Raiko éclata d'un fin, se masquant la bouche de sa manche, de la façon la plus maniérée possible. S'il était parfois difficile de plaire, le jeu était de parvenir à glisser comme l'anguille entre les propos adverses et s'incruster entre les murs de la raison de son opposant, pour lentement y déverser son poison. La grande brune l'impressionnait tout de même ; de sang Hattori, sa dévotion à sauver son amie Miwaku forçait le respect. Mais pour avoir côtoyé dans sa jeune enfance le grand Masashi et sa jeune soeur et épouse, Raiko aimait croire qu'il connaissait les Hattori assez bien pour faire changer d'avis la kunoichi. Peut-être se trompait-il ? C'est ce que le jeu lui apprendrait.
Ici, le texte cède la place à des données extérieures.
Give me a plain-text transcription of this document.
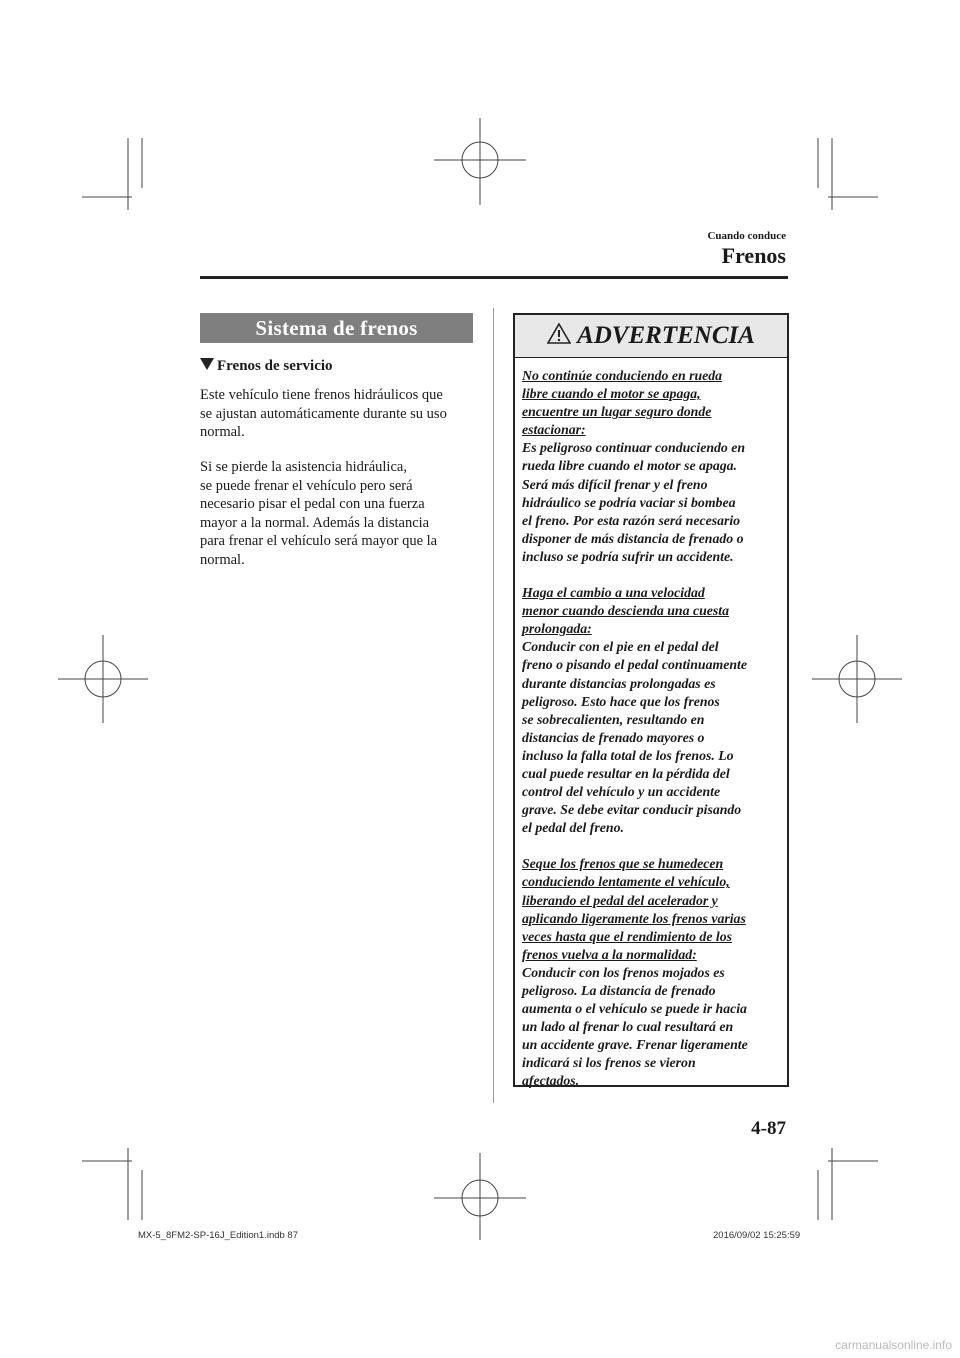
Cuando conduce
Frenos
Sistema de frenos
Frenos de servicio
Este vehículo tiene frenos hidráulicos que
se ajustan automáticamente durante su uso
normal.
Si se pierde la asistencia hidráulica,
se puede frenar el vehículo pero será
necesario pisar el pedal con una fuerza
mayor a la normal. Además la distancia
para frenar el vehículo será mayor que la
normal.
ADVERTENCIA
No continúe conduciendo en rueda
libre cuando el motor se apaga,
encuentre un lugar seguro donde
estacionar:
Es peligroso continuar conduciendo en
rueda libre cuando el motor se apaga.
Será más difícil frenar y el freno
hidráulico se podría vaciar si bombea
el freno. Por esta razón será necesario
disponer de más distancia de frenado o
incluso se podría sufrir un accidente.
Haga el cambio a una velocidad
menor cuando descienda una cuesta
prolongada:
Conducir con el pie en el pedal del
freno o pisando el pedal continuamente
durante distancias prolongadas es
peligroso. Esto hace que los frenos
se sobrecalienten, resultando en
distancias de frenado mayores o
incluso la falla total de los frenos. Lo
cual puede resultar en la pérdida del
control del vehículo y un accidente
grave. Se debe evitar conducir pisando
el pedal del freno.
Seque los frenos que se humedecen
conduciendo lentamente el vehículo,
liberando el pedal del acelerador y
aplicando ligeramente los frenos varias
veces hasta que el rendimiento de los
frenos vuelva a la normalidad:
Conducir con los frenos mojados es
peligroso. La distancia de frenado
aumenta o el vehículo se puede ir hacia
un lado al frenar lo cual resultará en
un accidente grave. Frenar ligeramente
indicará si los frenos se vieron
afectados.
4-87
MX-5_8FM2-SP-16J_Edition1.indb 87	2016/09/02 15:25:59
carmanualsonline.info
Mais avant de poursuivre, il se tourna vers les clients oubliés. D'un grand geste théâtral, il ouvrit les bras, s'interposant entre eux et Fumi.
« Messieurs, messieurs ! Yuna-chan est indisposée à poursuivre ses soins pour le moment. Cependant, laissez-moi vous proposer mes meilleurs soins. Jun, si tu veux bien ! »
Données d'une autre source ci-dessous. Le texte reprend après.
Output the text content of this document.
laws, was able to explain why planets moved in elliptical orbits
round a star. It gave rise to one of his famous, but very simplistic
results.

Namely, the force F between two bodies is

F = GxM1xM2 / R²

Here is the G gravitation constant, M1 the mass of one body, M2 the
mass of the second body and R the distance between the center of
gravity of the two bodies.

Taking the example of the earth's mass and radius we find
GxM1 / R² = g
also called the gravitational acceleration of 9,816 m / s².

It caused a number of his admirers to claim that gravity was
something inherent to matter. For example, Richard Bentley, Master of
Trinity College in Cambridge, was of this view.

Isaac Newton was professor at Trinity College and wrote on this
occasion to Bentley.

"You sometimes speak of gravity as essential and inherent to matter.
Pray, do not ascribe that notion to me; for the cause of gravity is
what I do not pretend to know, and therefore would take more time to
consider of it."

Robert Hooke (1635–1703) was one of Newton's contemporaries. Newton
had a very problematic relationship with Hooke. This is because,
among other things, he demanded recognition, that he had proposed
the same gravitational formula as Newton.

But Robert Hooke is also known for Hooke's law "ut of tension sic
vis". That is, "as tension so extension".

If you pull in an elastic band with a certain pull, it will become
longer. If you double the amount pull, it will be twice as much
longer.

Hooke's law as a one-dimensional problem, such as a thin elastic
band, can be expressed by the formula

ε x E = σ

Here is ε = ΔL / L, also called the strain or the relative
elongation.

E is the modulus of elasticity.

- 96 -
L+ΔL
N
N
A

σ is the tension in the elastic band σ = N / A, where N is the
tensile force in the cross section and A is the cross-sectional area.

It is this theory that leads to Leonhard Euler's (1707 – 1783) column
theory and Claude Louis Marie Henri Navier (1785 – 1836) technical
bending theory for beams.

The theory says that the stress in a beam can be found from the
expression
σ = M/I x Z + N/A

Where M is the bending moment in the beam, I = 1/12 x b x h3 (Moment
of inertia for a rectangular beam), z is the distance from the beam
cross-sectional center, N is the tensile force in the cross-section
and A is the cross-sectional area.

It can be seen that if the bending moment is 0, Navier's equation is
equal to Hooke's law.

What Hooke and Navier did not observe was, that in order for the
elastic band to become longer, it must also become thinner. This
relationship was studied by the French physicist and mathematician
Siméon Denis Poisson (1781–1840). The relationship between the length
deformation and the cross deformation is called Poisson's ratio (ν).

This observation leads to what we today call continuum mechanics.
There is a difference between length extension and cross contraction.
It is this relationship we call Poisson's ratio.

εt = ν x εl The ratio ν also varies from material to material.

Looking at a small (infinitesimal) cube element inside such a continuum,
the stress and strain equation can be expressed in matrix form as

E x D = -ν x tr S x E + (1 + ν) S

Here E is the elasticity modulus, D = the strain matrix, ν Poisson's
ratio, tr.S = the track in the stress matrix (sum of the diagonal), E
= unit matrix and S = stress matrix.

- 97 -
Une belle et élégante femme glissa vers les différents hommes, ouvrant légèrement son kimono enfin de dévoiler des seins lourds et doux. Si certain grognerait, Jun saurait les dérider.
Bien, voilà une chose de réglée. Ne restait plus qu'à s'occuper du cas de Yuna.
Raiko fit volte-face et s'installa sur l'un des bancs près de l'entrée, où l'on faisait patienter les clients. Il baissa un peu la voix, invitant ainsi Fumi à en faire de même. Il devait s'en débarrasser rapidement, ou alors ses affaires en pâtiraient. D'autant plus que son tempérament rassurait sa Yuna, ce qui énervait Raiko. Mais le montré aurait été de dévoiler ses cartes et c'était la dernière chose à faire devant un Hattori.
« Mademoiselle la kunoichi, en posant le pied dans cet établissement, vous avez ouvert la porte d'un organisme qui vous dépasse. Je ne vous ferais pas de fausses promesses, comme je peux si bien en faire auprès de mes clients ; tout ce qui est ici n'appartient qu'à moi. Or, sachez que mes choses, j'en prends soin, et qu'elles me sont chères. Pourquoi croyez-vous que ces filles travaillent pour moi ? Se prostituent pour moi ? »
Il fixa Yuna, mais continuait de parler à Fumi.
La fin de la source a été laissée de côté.